Vida kitsch
‘Nada é o que é’, concluo agora que temos redes sociais. E mais adiante você vai entender por quê.
Antes comprava remédio pra calos na rua. Agora as soluções milagrosas são inúmeras a nos iludir, com frete grátis. Os confessionários não cobravam nada por bons conselhos, tampouco os pais e os avós. Mesmo o melhor amigo, apesar de dizerem que se conselho fosse bom, não se dava de graça. Hoje, na enxurrada midiática de coachs, mentores e coisas tal, cobram-se valores variados para monetizar a vida. De grão em grão, ganha-se dinheiro ‘ensinando’ como ganhá-lo ou como aprender a ser feliz – ou otário.
Posts poluem minha cabeça com tanta dúvida. Não falo mal das redes sociais, elas desaguaram um mundo de verdades, tirando as mentiras do armário. Tínhamos falsas informações, mas também grandes verdades repassadas por sábias gerações. Verdades agora muitas delas contraditadas por tantos experts.
Já não sei que conselhos seguir. São milhares os exemplos, como: arrumar a cama ao se levantar traz benefícios à saúde mental de quem acorda. Outro post: nunca arrume a cama. Você estará espalhando milhares de ácaros no ar que respira.
Delfim Netto, por óbvio não afeito à atividade física, gravou mensagem explicando que exercício faz mal à saúde. Nada como vida sedentária. E, homem da matemática, disse categoricamente que o coração é feito para ter 1.432.729.226 batimentos ao longo da vida. Exercitar-se significa apressar o uso dele e gastar precocemente o crédito.
Fiquei imaginando alguém vendendo nas redes sociais um contador com led indicando, feito carga de bateria, a quantas anda seu coração. Poderia ser posto no pulso do recém-nascido até que um belo dia, o cidadão, em meio a um futebol com amigos, fosse alertado com sinal sonoro e mensagem em vermelho: ‘Carga insuficiente. Troque seu coração ou se despeça’.
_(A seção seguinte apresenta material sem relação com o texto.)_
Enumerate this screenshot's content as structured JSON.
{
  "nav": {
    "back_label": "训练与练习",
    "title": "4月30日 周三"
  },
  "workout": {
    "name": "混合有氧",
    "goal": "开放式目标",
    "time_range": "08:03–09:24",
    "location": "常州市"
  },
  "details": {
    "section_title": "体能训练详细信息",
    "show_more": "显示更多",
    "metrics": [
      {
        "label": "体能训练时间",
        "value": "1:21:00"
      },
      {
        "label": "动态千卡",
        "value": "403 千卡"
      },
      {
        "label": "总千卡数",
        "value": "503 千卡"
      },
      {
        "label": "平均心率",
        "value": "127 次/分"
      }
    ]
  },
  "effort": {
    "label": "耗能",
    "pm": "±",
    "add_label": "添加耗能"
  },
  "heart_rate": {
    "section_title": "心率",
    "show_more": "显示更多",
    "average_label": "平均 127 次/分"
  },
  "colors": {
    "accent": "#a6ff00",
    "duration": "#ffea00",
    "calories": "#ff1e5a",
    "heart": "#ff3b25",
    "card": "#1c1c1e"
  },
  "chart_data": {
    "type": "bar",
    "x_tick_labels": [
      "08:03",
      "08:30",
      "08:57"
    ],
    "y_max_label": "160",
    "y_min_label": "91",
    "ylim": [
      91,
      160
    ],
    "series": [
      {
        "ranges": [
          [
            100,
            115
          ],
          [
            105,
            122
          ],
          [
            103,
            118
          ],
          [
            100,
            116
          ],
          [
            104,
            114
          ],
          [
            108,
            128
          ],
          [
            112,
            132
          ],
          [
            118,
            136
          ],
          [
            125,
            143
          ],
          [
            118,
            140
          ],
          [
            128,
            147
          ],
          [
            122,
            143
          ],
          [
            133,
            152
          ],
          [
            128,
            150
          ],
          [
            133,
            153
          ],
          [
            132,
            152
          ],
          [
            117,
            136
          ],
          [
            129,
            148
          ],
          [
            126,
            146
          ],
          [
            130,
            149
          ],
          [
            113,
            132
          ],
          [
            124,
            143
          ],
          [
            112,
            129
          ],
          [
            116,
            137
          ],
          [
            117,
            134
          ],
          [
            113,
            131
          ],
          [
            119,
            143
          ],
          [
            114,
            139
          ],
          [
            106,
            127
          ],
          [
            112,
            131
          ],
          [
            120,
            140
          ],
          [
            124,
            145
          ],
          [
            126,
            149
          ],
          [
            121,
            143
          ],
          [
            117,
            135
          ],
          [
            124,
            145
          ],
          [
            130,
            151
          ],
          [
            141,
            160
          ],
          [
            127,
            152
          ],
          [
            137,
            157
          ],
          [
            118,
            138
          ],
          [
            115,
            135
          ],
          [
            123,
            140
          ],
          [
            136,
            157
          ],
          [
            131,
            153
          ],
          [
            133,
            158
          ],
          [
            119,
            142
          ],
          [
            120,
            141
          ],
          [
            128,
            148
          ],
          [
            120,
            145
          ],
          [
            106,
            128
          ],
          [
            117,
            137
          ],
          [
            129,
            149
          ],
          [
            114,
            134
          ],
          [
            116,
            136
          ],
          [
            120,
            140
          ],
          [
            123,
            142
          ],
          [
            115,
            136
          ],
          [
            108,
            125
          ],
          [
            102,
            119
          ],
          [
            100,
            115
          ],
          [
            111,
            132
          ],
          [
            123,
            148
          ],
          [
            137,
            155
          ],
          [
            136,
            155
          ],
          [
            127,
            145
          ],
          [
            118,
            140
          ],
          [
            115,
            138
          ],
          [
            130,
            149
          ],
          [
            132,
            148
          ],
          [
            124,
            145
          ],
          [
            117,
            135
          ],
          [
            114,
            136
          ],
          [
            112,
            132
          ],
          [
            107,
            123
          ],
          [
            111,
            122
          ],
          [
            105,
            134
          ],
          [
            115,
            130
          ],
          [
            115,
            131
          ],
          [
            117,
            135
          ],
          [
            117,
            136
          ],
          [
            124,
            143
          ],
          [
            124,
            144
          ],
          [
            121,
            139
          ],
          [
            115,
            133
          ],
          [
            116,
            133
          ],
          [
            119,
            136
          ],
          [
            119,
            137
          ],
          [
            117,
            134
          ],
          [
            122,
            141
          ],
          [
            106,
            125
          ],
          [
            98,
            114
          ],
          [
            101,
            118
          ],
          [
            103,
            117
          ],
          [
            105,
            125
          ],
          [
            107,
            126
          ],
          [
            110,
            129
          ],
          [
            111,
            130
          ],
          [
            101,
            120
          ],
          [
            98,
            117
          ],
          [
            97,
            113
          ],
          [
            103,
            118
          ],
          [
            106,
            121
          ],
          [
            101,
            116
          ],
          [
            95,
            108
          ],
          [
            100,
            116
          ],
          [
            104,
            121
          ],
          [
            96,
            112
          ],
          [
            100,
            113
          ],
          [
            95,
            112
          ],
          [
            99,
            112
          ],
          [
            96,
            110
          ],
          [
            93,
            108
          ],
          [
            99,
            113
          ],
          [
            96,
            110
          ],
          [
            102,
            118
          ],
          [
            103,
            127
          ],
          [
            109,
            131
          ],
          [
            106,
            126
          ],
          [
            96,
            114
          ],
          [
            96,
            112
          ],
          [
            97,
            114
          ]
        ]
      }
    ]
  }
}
Você é jurássico, dirão alguns. Outros entenderão por que tenho tanta dúvida sobre ‘o que é’ de fato. Assim também com a atual existência. A vida virou fake life. O mundo fake world. Nós então…
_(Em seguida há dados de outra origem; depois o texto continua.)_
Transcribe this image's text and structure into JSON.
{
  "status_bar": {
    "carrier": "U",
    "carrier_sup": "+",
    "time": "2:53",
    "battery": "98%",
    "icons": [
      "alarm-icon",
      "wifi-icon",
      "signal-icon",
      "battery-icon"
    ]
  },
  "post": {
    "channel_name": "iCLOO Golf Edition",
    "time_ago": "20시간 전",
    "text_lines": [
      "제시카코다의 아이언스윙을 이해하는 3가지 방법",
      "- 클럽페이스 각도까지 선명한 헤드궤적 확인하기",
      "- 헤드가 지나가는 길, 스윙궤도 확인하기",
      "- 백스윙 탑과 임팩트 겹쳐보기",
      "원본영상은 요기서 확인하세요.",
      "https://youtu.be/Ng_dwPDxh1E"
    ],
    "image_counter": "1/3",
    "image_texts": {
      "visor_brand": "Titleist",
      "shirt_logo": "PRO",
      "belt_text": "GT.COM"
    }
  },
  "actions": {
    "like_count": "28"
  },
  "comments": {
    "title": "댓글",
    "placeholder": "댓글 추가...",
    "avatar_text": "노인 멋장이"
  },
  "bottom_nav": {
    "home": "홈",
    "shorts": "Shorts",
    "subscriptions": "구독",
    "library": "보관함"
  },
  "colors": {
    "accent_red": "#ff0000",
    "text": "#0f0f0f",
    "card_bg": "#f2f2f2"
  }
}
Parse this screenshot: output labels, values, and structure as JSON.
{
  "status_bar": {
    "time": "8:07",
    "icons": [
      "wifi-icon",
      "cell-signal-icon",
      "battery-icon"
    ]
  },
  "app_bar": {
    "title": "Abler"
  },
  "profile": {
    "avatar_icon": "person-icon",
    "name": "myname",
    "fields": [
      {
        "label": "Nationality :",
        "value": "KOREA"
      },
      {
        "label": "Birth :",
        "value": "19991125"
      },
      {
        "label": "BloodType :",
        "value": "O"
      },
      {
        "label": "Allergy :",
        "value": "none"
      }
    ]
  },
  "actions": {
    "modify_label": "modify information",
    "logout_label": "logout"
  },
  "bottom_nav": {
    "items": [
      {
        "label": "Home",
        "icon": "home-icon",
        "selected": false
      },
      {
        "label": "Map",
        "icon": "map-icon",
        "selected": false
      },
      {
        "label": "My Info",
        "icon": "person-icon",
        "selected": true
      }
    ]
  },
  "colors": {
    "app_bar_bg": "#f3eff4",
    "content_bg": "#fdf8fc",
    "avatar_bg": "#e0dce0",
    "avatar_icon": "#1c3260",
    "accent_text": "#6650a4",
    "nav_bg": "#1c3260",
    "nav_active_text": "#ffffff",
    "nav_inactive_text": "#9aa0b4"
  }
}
Não somos o que realmente somos. Frequentamos nossas vidas e o mundo em viagens sem fruirmos, preocupados que estamos com o post que faremos a seguir. Ou seja: nós e nossas vidas somos apenas uma versão, não o real como sentimos de verdade.
Pior agora com a expansão da Inteligência Artificial, essa criação divina que começa a mudar tudo na vida, para o bem e para o mal. O Photoshop deixou as fotos para trás. A onda agora do instagramável é você produzir e assistir vídeos de paisagens produzidos com os olhos e os pincéis de Matisse, por exemplo. Belas imagens! Muito do que vemos hoje não é real. Muitos lugares, e muita gente, foram criados não por Deus, mas por um nerd qualquer até num celular.
Décadas atrás criticava-se o que fosse kitsch, especialmente estimulado pela moda. Kitsch era tudo não original que se espelhava em algo já existente. Como uma tela decorativa que remetia a uma obra de Cèzanne.
Kitsch não era só o pinguim de geladeira.
Hoje, tal a manipulação da realidade, vivemos uma vida kitsch. Pois além de não sabermos o que é certo comer, beber ou fazer, não sabemos se o que vemos realmente existe. Vivemos uma falsa identidade do mundo, e o que é pior, de nós mesmos, de quem somos simplesmente tosca versão.
O ser está sim virando kitsch!, nesta triste sociedade onde cada vez mais a comunicação nos transforma em lamentáveis personagens de uma imaginada vida na virtual shangrilá daqui.